A movement grows to protest “R” rating for new bullying documentary


An exciting new documentary is set to hit theaters March 30.  Produced by an award-winning director, Bully follows several bullied students in different states over an entire school year. It’s said to be brutally unrelenting in its portrayal of the real damage and pain caused by bullying, but it also offers hope and solutions, and encourages its audience to get involved.

However, because the Motion Picture Association of America – the organization responsible for giving ratings like G, PG, PG-13, and R to films – has given the film an R rating, Bully may not reach the middle and high school audiences whose lives it is meant to impact.

This is ironic, because the reason that the MPAA gave the restrictive rating to the film is for a few instances of profanity – that is uttered by real middle schoolers in the course of taunting a peer. According to the reviewer at Movable Feast, profanity “involves a handful of expletive-laced threats out of the mouths of pubescents that the film chillingly points out would be overheard on any school bus in America.”  The rating means that minors under age 17 are not allowed to view the movie in theaters without a parent or adult present, and that schools will be unlikely to host showings, which the movie’s producers, the Weinstein Company, had hoped to arrange.

The Weinstein Company, filed an appeal with MPAA to ask the board to grant a PG-13 movie, and director Lee Hirsh and student Alex Libbey, one of the bullied students featured in the film, pled the film’s case in a hearing earlier this week. But the members of the MPAA review board, whose inconsistent and non-transparent judging process has been criticized in the past, rejected the appeal.

So what’s next? The director could re-edit the movie to try for a less restrictive rating, but he doesn’t want to dilute the impact of the real-life events he depicts. Meanwhile, a woman in Michigan who was bullied as a child has begun an online petition drive directed at the MPAA. “I’m speaking out for all those students who suffer every day at school,” she writes.

You can sign the petition here. We hope you’ll click on over and stand up to bullying!

5 thoughts on “A movement grows to protest “R” rating for new bullying documentary”

  1. I agree that this film should be rated PG-13 in order to reach young people. This is an important film and can benefit so many.

  2. You can walk through any mall and hear much worse. I would like to see this film released intact because it is a true picture of bullying. We have lost too many young people to this situation.

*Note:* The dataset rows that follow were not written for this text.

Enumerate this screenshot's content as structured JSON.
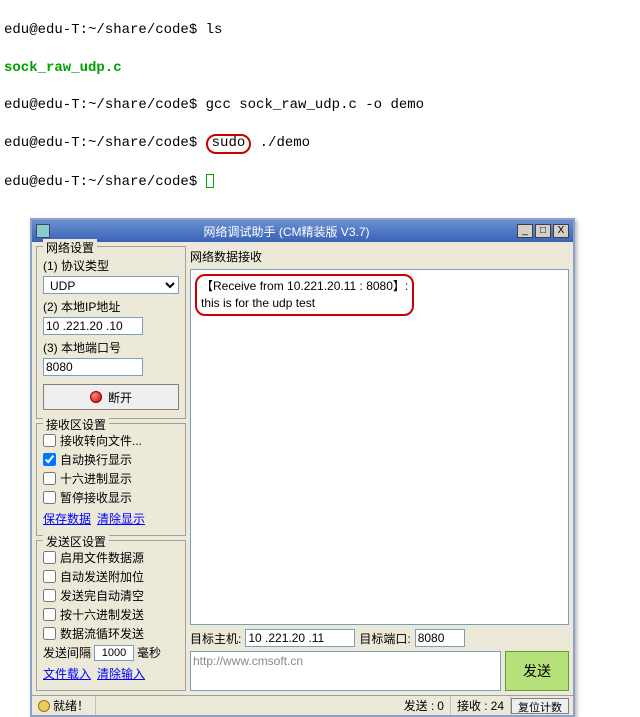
{
  "terminal": {
    "lines": [
      {
        "prompt": "edu@edu-T:~/share/code$ ",
        "cmd": "ls"
      },
      {
        "file": "sock_raw_udp.c"
      },
      {
        "prompt": "edu@edu-T:~/share/code$ ",
        "cmd": "gcc sock_raw_udp.c -o demo"
      },
      {
        "prompt": "edu@edu-T:~/share/code$ ",
        "sudo": "sudo",
        "rest": " ./demo"
      },
      {
        "prompt": "edu@edu-T:~/share/code$ ",
        "cursor": true
      }
    ]
  },
  "app": {
    "title": "网络调试助手 (CM精装版 V3.7)",
    "win_min": "_",
    "win_max": "□",
    "win_close": "X",
    "network_settings": {
      "legend": "网络设置",
      "proto_label": "(1) 协议类型",
      "proto_value": "UDP",
      "ip_label": "(2) 本地IP地址",
      "ip_value": "10 .221.20 .10",
      "port_label": "(3) 本地端口号",
      "port_value": "8080",
      "disconnect": "断开"
    },
    "recv_settings": {
      "legend": "接收区设置",
      "opts": [
        {
          "label": "接收转向文件...",
          "checked": false
        },
        {
          "label": "自动换行显示",
          "checked": true
        },
        {
          "label": "十六进制显示",
          "checked": false
        },
        {
          "label": "暂停接收显示",
          "checked": false
        }
      ],
      "link_save": "保存数据",
      "link_clear": "清除显示"
    },
    "send_settings": {
      "legend": "发送区设置",
      "opts": [
        {
          "label": "启用文件数据源",
          "checked": false
        },
        {
          "label": "自动发送附加位",
          "checked": false
        },
        {
          "label": "发送完自动清空",
          "checked": false
        },
        {
          "label": "按十六进制发送",
          "checked": false
        },
        {
          "label": "数据流循环发送",
          "checked": false
        }
      ],
      "interval_label_pre": "发送间隔",
      "interval_value": "1000",
      "interval_label_post": "毫秒",
      "link_load": "文件载入",
      "link_clear": "清除输入"
    },
    "recv_area": {
      "label": "网络数据接收",
      "line1": "【Receive from 10.221.20.11 : 8080】:",
      "line2": "this is for the udp test"
    },
    "send_area": {
      "host_label": "目标主机:",
      "host_value": "10 .221.20 .11",
      "port_label": "目标端口:",
      "port_value": "8080",
      "input_placeholder": "http://www.cmsoft.cn",
      "send_btn": "发送"
    },
    "status": {
      "ready": "就绪！",
      "send_label": "发送 :",
      "send_count": "0",
      "recv_label": "接收 :",
      "recv_count": "24",
      "reset": "复位计数"
    }
  }
}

  3. I sit by a window everyday that kids play outside by — they have the worst vocabulary there is — out there without adult supervision. This movie needs to be seen by kids don’t keep that from happening. It may even save lives!

  4. A lot of violence is shown in regular TV commercials, specially during Halloween season, non of these are rated “R”. Or have a child walk in to a gaming store and see the ads for these violent games, only the games are rated “R” not the commercial for it… The movie is so real, we had to pull our child out of public school when she was 10… If the movie is rated “R” for situations that happen every day on our school yards, why not close all schools as well?

  5. The MPAA is a politically motivated group, and is obviously using it’s rating of “Bully” to make a point – to goad us all to sign the petition. I say leave the rating as is – and show it in school as is. Let those squimish head-in-the-sand parents opt out if reality bothers them so badly.